A month or so ago, I lost my phone and, due to an extreme bout of laziness, put off buying a new one until at least two weeks later. Throughout that period, I was completely disconnected (besides my computer). I suddenly found myself with so much more free time, plus no defence mechanism in awkward or boring situations. Instead of burying my head in the proverbial sand that is my Instagram feed, I was forced to interact with my surroundings and – gasp – the people in them. All of a sudden I was driven to strike up random conversations with random strangers! The horror.
Admittedly, the first few days were pretty tough. I found myself reaching into my coat pocket, fingers groping for the familiar slick metal, whenever I was alone. At the bus stop, in the hallways, waiting in line at Shopper’s Drug Mart, at the hairdressers, waiting for my friends in the school lobby…I would normally always be on my phone. After a week or so, I started to get used to this weird new feeling. Isolation suddenly felt like a blessing; I could see and think and breathe without all the pressure of knowing. By the end of the two weeks, my thumbs were rejuvenated.
But when I got my new my new phone, oh so shiny and pretty in it’s little white box, it hooked me again within hours. Suddenly I had so many things to do! So many articles to read and so much random shit to Google! My phone became a magical portal to a land of practically Biblical milk and honey – shoe shopping, Man Repeller, food blogs, all these things right there, in my pocket, during boring-ass history class. I used it feverishly the first couple days, like a kid stuffing themselves on Halloween night, fearful that their parents may take away their candy the next morning. Is that such a bad thing? I asked myself. Isn’t it a good thing to want to stay updated, to be in the loop? Well, according to a study from the United Kingdom’s University of Glasgow, not so much.

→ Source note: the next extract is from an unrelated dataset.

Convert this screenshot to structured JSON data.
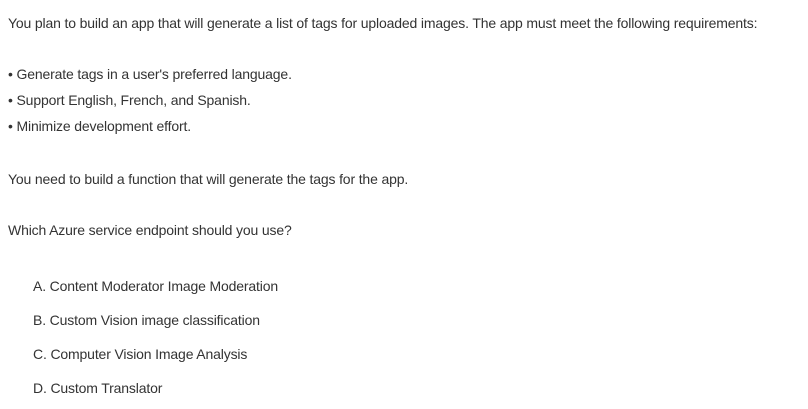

The study found that students who were “emotionally invested and extremely active” in social media had lower self esteem, a higher likelihood of anxiety attacks, and worse sleep quality then their earthlier counterparts. In my own limited paradigm, this makes sense to me. If I watch Netflix before bed or check Instagram on the toilet at 2 am, I will often struggle to fall asleep afterwards. Although I try to limit the time spent on social media, especially when with friends, I do find myself drawn to checking the number of likes on a picture or watching people’s Snapchat stories. My friends search for Wifi passwords like bloodhounds whenever we go out and if, God forbid, someone forgets their phone, they fidget all night, always asking to be shown the picture everyone else already seen, to piggyback on someone else’s device. The digital world, at least for our generation, can feel much more real than the tactile one. The perennial question, that so many have posed before but that still isn’t definitively answered, is whether this constant connection is hurting or helping us and our relationships, both with ourselves and others. What do you think?